Tıbbi tedavi, öteki artroz türlerinde olduğu gibi ancak geçici rahatlama sağlar ve yalnızca hastalığın başlangıç evrelerinde uygulanır. Belirtiler ortaya çıktıktan ve dizde belirgin biçim bozukluğu oluştuktan sonra ağrının giderilmesi ve ekleme olağan işlevlerini kazandırmak ancak cerrahi tedavi ile sağlanabilir.

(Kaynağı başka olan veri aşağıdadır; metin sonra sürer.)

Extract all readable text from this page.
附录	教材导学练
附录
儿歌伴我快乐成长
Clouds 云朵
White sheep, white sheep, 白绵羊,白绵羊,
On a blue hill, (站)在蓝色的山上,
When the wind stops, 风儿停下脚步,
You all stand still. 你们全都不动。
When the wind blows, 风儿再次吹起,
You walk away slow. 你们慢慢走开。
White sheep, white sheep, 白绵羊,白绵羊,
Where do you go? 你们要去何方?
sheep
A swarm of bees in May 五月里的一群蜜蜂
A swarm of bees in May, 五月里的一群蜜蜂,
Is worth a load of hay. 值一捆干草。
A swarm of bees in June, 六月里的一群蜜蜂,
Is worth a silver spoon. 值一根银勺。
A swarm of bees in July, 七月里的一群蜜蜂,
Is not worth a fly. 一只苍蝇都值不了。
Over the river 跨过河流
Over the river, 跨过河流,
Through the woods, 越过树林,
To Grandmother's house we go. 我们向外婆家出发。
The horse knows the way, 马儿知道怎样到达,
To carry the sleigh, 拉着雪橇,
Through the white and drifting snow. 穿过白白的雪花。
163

Cerrahi girişim ile eklemde hareketi sınırlayan ve ağrı yapan tüm ölü dokular çıkarılır ya da uyluk ve kaval kemiklerinin denge ekseni düzeltilerek yükün diz eklemine sağlıklı bir şekilde dağılması sağlanır. İlk geliştirilen cerrahi girişim yöntemlerinden "keiloplasti de eklem İçindeki kemik kırıntıları, bozunmuş menüsküs, uyluk ve kaval kemiği yüzeylerini zedeleyen osteofitler, eklem kıkırdağında yıkıma uğramış alanlar çıkarılır. Dokuların bozulması ileri düzeydeyse kaval kemiğinin eklem yüzeyi çıkarılarak açıkta kalan kemik bu bölgeden alınan yağdokusu ile örtülür. Dize binen yük eksenini düzeltmek amacıyla osteotomî uygulanır. Bu eksenin bozulmasına yol açan, kaval kemiğine ve öteki kemiklere ilişkin iskelet düzensizlikleri de giderilir. Cerrahi girişim, kaval kemiği üst ucundan başlayıp kemiğin içbükey yüzeyi boyunca devam eden bir keşiden oluşur. Bu girişimle eklem yüzeyleri bütünüyle yatay duruma getirilir ve kesik kemik yüzeyleri arasına hastanın kendisinden ya da başkasından alınan takoz biçiminde kemik parçalan sıkıştırılır. Böylece eklemin doğru bir biçim alması sağlanır. Hasta girişimden sonra 3-4 hafta alçıda tutulur. Ekleme birkaç ay boyunca doğrudan yük bindirilmez. Bu girişim 65-70 yaş üzerindeki hastalarda bile oldukça başarılı sonuçlar verir. Artrodez ve diz ekleminin devre dışı bırakılması girişimleri, ancak diz eklemini tutan bir enfeksiyon durumunda ya da çok genç hastalarda darbe sonrası gelişen artroz olgularda uygulanır.

Günümüzde artroz tedavisinde önemli basarılar elde edilmektedir. Farmakolojik araştırmaların ve yeni cerrahi tekniklerin geliştirilmesi sonucunda yaygın bir hastalık olan artrozun yakın gelecekte daha geniş tedavi olanaklarına kavuşacağı düşünülmektedir.